From Samurai To Playful Boy

About 40 years ago, I was on a hiking tour with a friend in early spring. The course went from the Gunma Prefecture side of Mt. Asama and crossed over to the Nagano Prefecture side through Onioshidashi. It was a strenuous climb and we rested often as we made our way step by step up the mountain. I particularly remember a point where we stopped and looked back on the path we had taken and gained new strength to press on.

It is necessary on our life journey as well to frequently stop along the way and look back on the path we have trod thus far in order to make sure we are on the right path.

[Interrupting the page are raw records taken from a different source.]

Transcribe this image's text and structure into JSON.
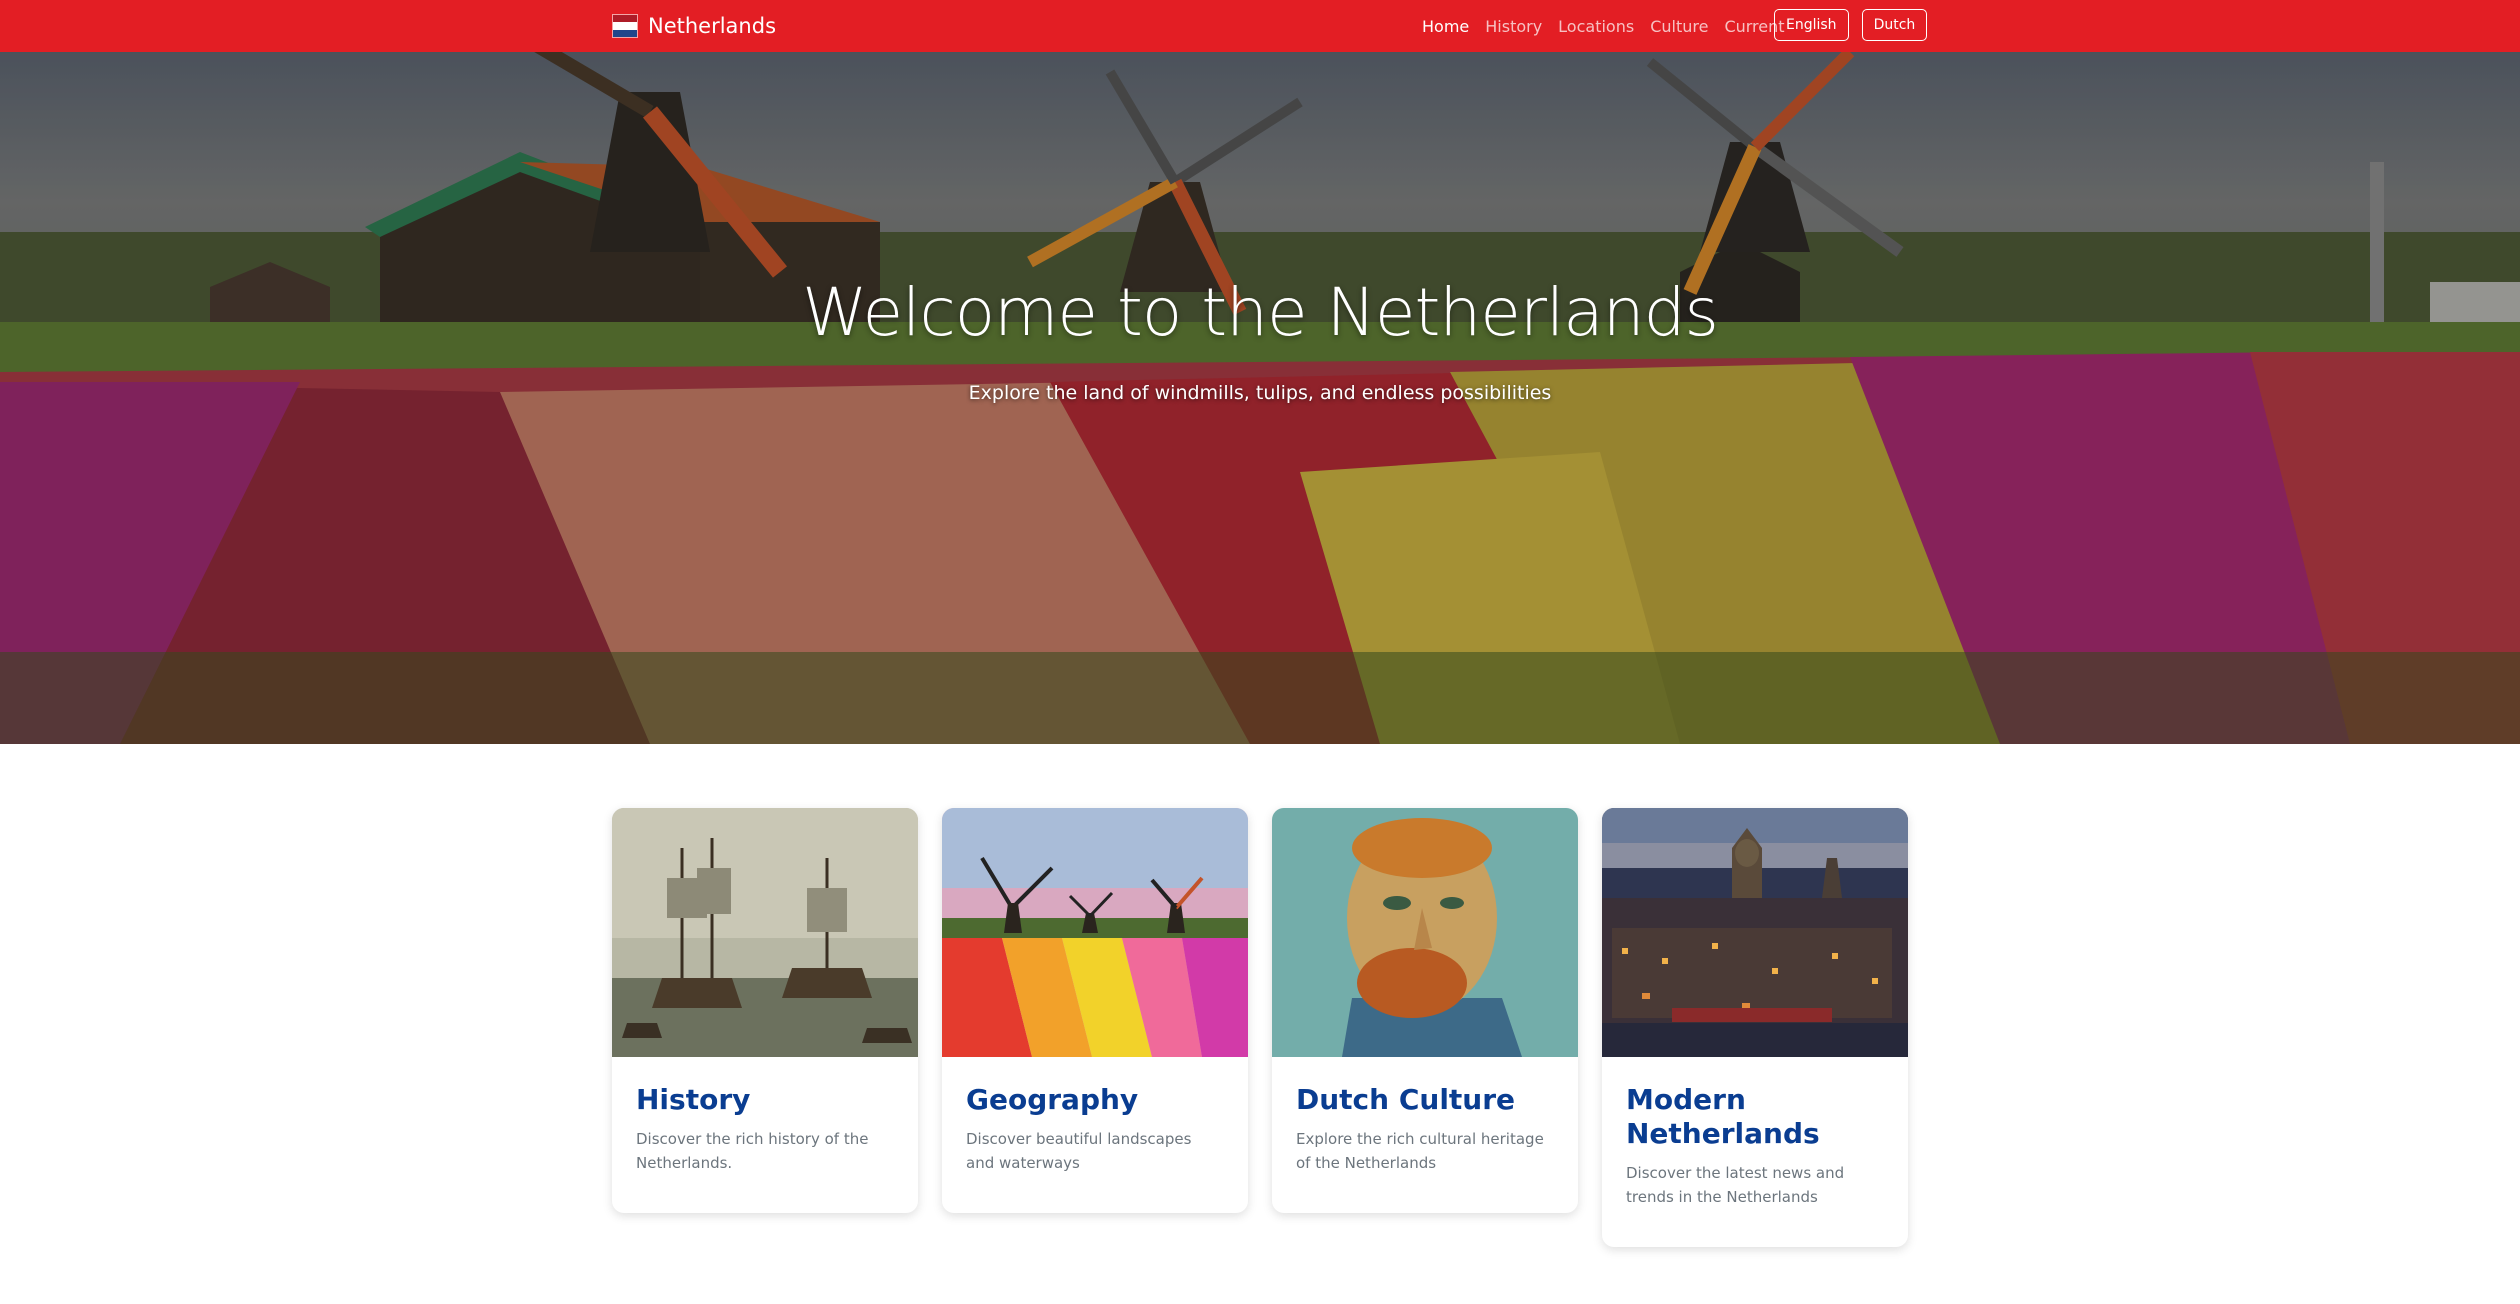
{
  "navbar": {
    "brand": "Netherlands",
    "links": [
      {
        "label": "Home",
        "active": true
      },
      {
        "label": "History",
        "active": false
      },
      {
        "label": "Locations",
        "active": false
      },
      {
        "label": "Culture",
        "active": false
      },
      {
        "label": "Current",
        "active": false
      }
    ],
    "languages": [
      "English",
      "Dutch"
    ],
    "background_color": "#e31e24"
  },
  "hero": {
    "title": "Welcome to the Netherlands",
    "subtitle": "Explore the land of windmills, tulips, and endless possibilities"
  },
  "cards": [
    {
      "title": "History",
      "text": "Discover the rich history of the Netherlands.",
      "image": "sailing-ships-painting"
    },
    {
      "title": "Geography",
      "text": "Discover beautiful landscapes and waterways",
      "image": "windmills-tulip-field"
    },
    {
      "title": "Dutch Culture",
      "text": "Explore the rich cultural heritage of the Netherlands",
      "image": "van-gogh-self-portrait"
    },
    {
      "title": "Modern Netherlands",
      "text": "Discover the latest news and trends in the Netherlands",
      "image": "amsterdam-night-cityscape"
    }
  ],
  "colors": {
    "accent": "#e31e24",
    "card_title": "#0a3d91",
    "card_text": "#6c757d"
  }
}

I have been blessed over the past ten or fifteen years to have had several opportunities to look back over my life, at least as much as I could remember of it. Dividing our lives into seven-year segments, we were able to spend ample time remembering past events and experiences. Then we meditated on the things that abide deeply in our hearts and wrote them down. After time to reflect, we wrote one-page summaries of each seven-year segment based on these events and experiences. As I read through my summaries, several things became clear to me.

The first was the realization of how much I have received from so many people. I became aware that most of what I have, I have received from my father and mother, my grandfathers and grandmothers, my uncles and aunts, my teachers, my classmates, my acquaintances and my friends.

And then my eyes were opened to the realization that God, my compassionate heavenly Father, was the source of all of the gifts and thanksgiving welled up within my heart to the Lord who has blessed my life with so many good gifts.

Another thing that happened in the process of doing this exercise was becoming able to more clearly see the hand of the Sovereign God in my life. Through everything, the environment in which I was raised, the people I have encountered, the dreams of my youth, the setbacks, successes and failures, the stumbling that arose from my own deep sinfulness and foolishness, through it all, I came to see the sovereign guidance and mercy of God orchestrating my life. Being born in an zealous Buddhist home, being given the freedom and responsibility from an early age that come from being the oldest son in a family of eight children, my obsession with sports in my teens, meeting the friend who was instrumental in my becoming a Christian, the tension in my relationship with my parents in their opposition to my faith, straying during my university years and the various crises of faith. As I meditated on each of these things, the following Psalm came to have special meaning to me:

Praise the LORD, O my soul;
all my inmost being, praise his holy name.
Praise the LORD, O my soul;
and forget not all his benefits.
He forgives all my sins
and heals all my diseases;
He redeems my life from the pit
and crowns me with love and compassion.

Psalm 103:1-4

On one occasion after I had been through this reflection process a few times, there was a time for sharing what I had written with a few friends who had been doing the same exercise. We not only read what we had written to one another, but each member of the group was to listen carefully to what the others read and to think about a theme of growth or maturation they sensed, and then to summarize it in one comment. The pattern for the comment was, ‘I think that for you growth and maturation are from _______ to _______.’

After listening to my long life-story, one friend expressed his comment in this way, ‘I think that for you growth and maturity is from samurai to playful boy.’

At first, I was disconcerted at this unexpected response, but as I traced this theme carefully back through the words I had written, a deep resonance gradually rose up within my heart. It is true that from the time I was small I had lived in the world of winning and losing. My natural way of relating was to compare and to compete with others. It was not so much a matter of being overly serious as it was of knitting my brow with Eeyore-like gloominess; I was rarely ever able to freely express my true emotions.

From that moment, a desire was born in my heart, ‘I want to be able to relax more and to become a person who enjoys meeting people and savors fellowship with my friends. I want to be able to express my feelings in a natural way.’